AgentMark generates structured objects with prompts that declare `object_config` in frontmatter and a JSON schema for the expected output. Object prompts use the same message-role tags as text prompts.

## Example configuration

```jsx example.prompt.mdx theme={null}
---
name: example
object_config:
  model_name: openai/gpt-5
  schema:
    type: object
    properties:
      event:
        type: object
        properties:
          name: 
            type: string
            description: The name of the event
          date:
            type: string
            description: The date of the event
          attendees:
            type: array
            items:
              type: object
              properties:
                name:
                  type: string
                  description: The name of the attendee
                role:
                  type: string
                  description: The role of the attendee
              required:
                - name
                - role
        required: 
          - name
          - date
          - attendees
---

<System>You are an event planner that creates detailed event objects with attendees and their roles.</System>
<User>Create an event for a team meeting next Friday with John as the facilitator and Sarah as the note-taker.</User>
```

<Warning>
  **OpenAI strict structured output requires `additionalProperties: false` on every object** in your `schema` (the root and each nested object) and a `required` list naming all of that object's properties.
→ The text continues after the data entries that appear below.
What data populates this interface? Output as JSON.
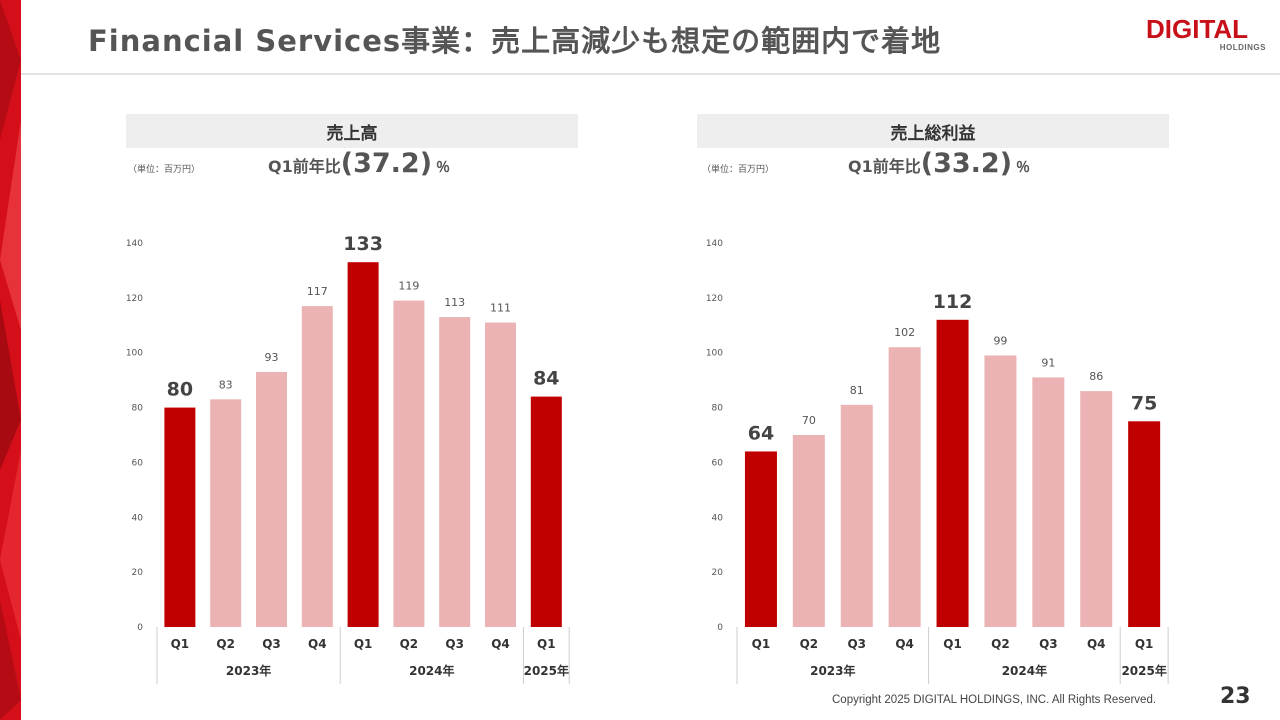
{
  "title": "Financial Services事業：売上高減少も想定の範囲内で着地",
  "logo": {
    "main": "DIGITAL",
    "sub": "HOLDINGS",
    "color": "#c8101a"
  },
  "colors": {
    "highlight": "#c00000",
    "normal": "#ebb3b3",
    "accent_stripe": "#d40f1a"
  },
  "panels": {
    "revenue": {
      "header": "売上高",
      "unit": "（単位：百万円）",
      "yoy_label": "Q1前年比",
      "yoy_value": "(37.2)",
      "yoy_suffix": "％"
    },
    "gross_profit": {
      "header": "売上総利益",
      "unit": "（単位：百万円）",
      "yoy_label": "Q1前年比",
      "yoy_value": "(33.2)",
      "yoy_suffix": "％"
    }
  },
  "chart_data": [
    {
      "type": "bar",
      "title": "売上高",
      "categories": [
        "Q1",
        "Q2",
        "Q3",
        "Q4",
        "Q1",
        "Q2",
        "Q3",
        "Q4",
        "Q1"
      ],
      "groups": [
        {
          "label": "2023年",
          "span": 4
        },
        {
          "label": "2024年",
          "span": 4
        },
        {
          "label": "2025年",
          "span": 1
        }
      ],
      "values": [
        80,
        83,
        93,
        117,
        133,
        119,
        113,
        111,
        84
      ],
      "highlight": [
        true,
        false,
        false,
        false,
        true,
        false,
        false,
        false,
        true
      ],
      "ylim": [
        0,
        140
      ],
      "yticks": [
        0,
        20,
        40,
        60,
        80,
        100,
        120,
        140
      ]
    },
    {
      "type": "bar",
      "title": "売上総利益",
      "categories": [
        "Q1",
        "Q2",
        "Q3",
        "Q4",
        "Q1",
        "Q2",
        "Q3",
        "Q4",
        "Q1"
      ],
      "groups": [
        {
          "label": "2023年",
          "span": 4
        },
        {
          "label": "2024年",
          "span": 4
        },
        {
          "label": "2025年",
          "span": 1
        }
      ],
      "values": [
        64,
        70,
        81,
        102,
        112,
        99,
        91,
        86,
        75
      ],
      "highlight": [
        true,
        false,
        false,
        false,
        true,
        false,
        false,
        false,
        true
      ],
      "ylim": [
        0,
        140
      ],
      "yticks": [
        0,
        20,
        40,
        60,
        80,
        100,
        120,
        140
      ]
    }
  ],
  "footer": {
    "copyright": "Copyright 2025 DIGITAL HOLDINGS, INC. All Rights Reserved.",
    "page": "23"
  }
}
Zod's `z.object().strict()` emits this for you; a hand-written or migrated JSON-schema `schema` block doesn't, so it's the most common Zod→frontmatter migration trap. Omit it and OpenAI rejects the request with a strict-schema validation error. (Providers without strict mode ignore the field, so it's always safe to add.)
</Warning>

## Tags

| Tag           | Description                                                 |
| ------------- | ----------------------------------------------------------- |
| `<System>`    | System-level instructions                                   |
| `<User>`      | User message                                                |
| `<Assistant>` | Assistant message (optional; include for few-shot examples) |

## Using schema references

Instead of writing a full schema inline, you can extract it into a `.json` file and use `$ref` to reference it. AgentMark resolves the reference at build time.

```jsx extract-event.prompt.mdx theme={null}
---
name: extract-event
object_config:
  model_name: openai/gpt-5
  schema:
    $ref: ./schemas/event.json
---

<System>You are an event planner that creates detailed event objects.</System>
<User>Create an event for a team meeting next Friday with John as the facilitator.</User>
```

See [Schema references](/build/schema-references) for full documentation on `$ref` syntax, transitive references, and JSON Pointer fragments.
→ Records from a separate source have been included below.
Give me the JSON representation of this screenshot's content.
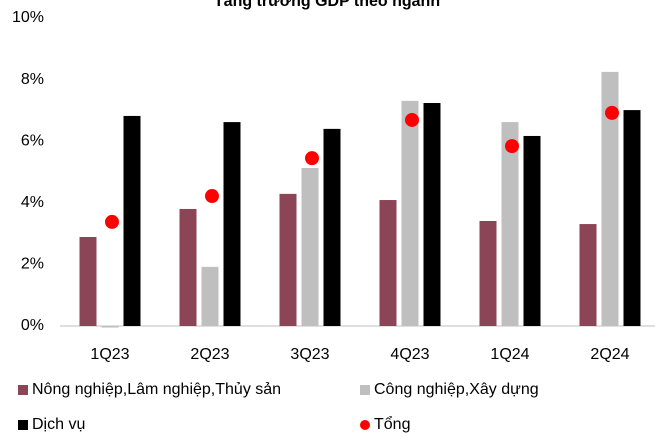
{
  "chart_data": {
    "type": "bar",
    "title": "Tăng trưởng GDP theo ngành",
    "categories": [
      "1Q23",
      "2Q23",
      "3Q23",
      "4Q23",
      "1Q24",
      "2Q24"
    ],
    "series": [
      {
        "name": "Nông nghiệp,Lâm nghiệp,Thủy sản",
        "color": "#8b4556",
        "type": "bar",
        "values": [
          2.89,
          3.8,
          4.29,
          4.09,
          3.41,
          3.31
        ]
      },
      {
        "name": "Công nghiệp,Xây dựng",
        "color": "#bfbfbf",
        "type": "bar",
        "values": [
          -0.05,
          1.92,
          5.13,
          7.31,
          6.62,
          8.25
        ]
      },
      {
        "name": "Dịch vụ",
        "color": "#000000",
        "type": "bar",
        "values": [
          6.82,
          6.62,
          6.4,
          7.24,
          6.17,
          7.01
        ]
      },
      {
        "name": "Tổng",
        "color": "#ff0000",
        "type": "scatter",
        "values": [
          3.38,
          4.22,
          5.45,
          6.69,
          5.84,
          6.92
        ]
      }
    ],
    "ylim": [
      0,
      10
    ],
    "yticks": [
      {
        "value": 0,
        "label": "0%"
      },
      {
        "value": 2,
        "label": "2%"
      },
      {
        "value": 4,
        "label": "4%"
      },
      {
        "value": 6,
        "label": "6%"
      },
      {
        "value": 8,
        "label": "8%"
      },
      {
        "value": 10,
        "label": "10%"
      }
    ],
    "grid": false
  }
}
## Available configuration

| Property             | Type         | Description                                                                                                                                                            | Required |
| -------------------- | ------------ | ---------------------------------------------------------------------------------------------------------------------------------------------------------------------- | -------- |
| `model_name`         | `string`     | The name of the model to use for object generation.                                                                                                                    | Yes      |
| `schema`             | `JSONSchema` | Schema defining the expected structure of the model's output. Supports [`$ref`](/build/schema-references) for reusable definitions.                                    | Yes      |
| `max_tokens`         | `number`     | Maximum number of tokens to generate.                                                                                                                                  | No       |
| `temperature`        | `number`     | Controls the randomness of the output; higher values are more random.                                                                                                  | No       |
| `max_calls`          | `number`     | Maximum number of LLM calls allowed.                                                                                                                                   | No       |
| `top_p`              | `number`     | Cumulative probability for nucleus sampling.                                                                                                                           | No       |
| `top_k`              | `number`     | Limits next-token selection to the top `k` tokens.                                                                                                                     | No       |
| `presence_penalty`   | `number`     | Penalizes tokens based on presence in the text so far.                                                                                                                 | No       |
| `frequency_penalty`  | `number`     | Penalizes tokens based on frequency in the text so far.                                                                                                                | No       |
| `stop_sequences`     | `string[]`   | Strings that, if encountered, stop generation.                                                                                                                         | No       |
| `seed`               | `number`     | Random-number seed for reproducibility.                                                                                                                                | No       |
| `max_retries`        | `number`     | Maximum number of retries on failure.                                                                                                                                  | No       |
| `schema_name`        | `string`     | Name sent with the schema (used by OpenAI structured outputs).                                                                                                         | No       |
| `schema_description` | `string`     | Description sent with the schema.                                                                                                                                      | No       |
| `tools`              | `string[]`   | List of tool names or MCP URIs available to the model. You resolve these names to implementations at your call site (see [Tools and agents](/build/tools-and-agents)). | No       |

## Running an object prompt

See the **SDK usage** section of [Running prompts](/build/running-prompts) (under the **Local** tab) for the object-generation SDK code patterns: render the prompt with `prompt.format()`, then make your own structured-output call (`generateObject` / `streamObject` in TypeScript, the OpenAI client in Python).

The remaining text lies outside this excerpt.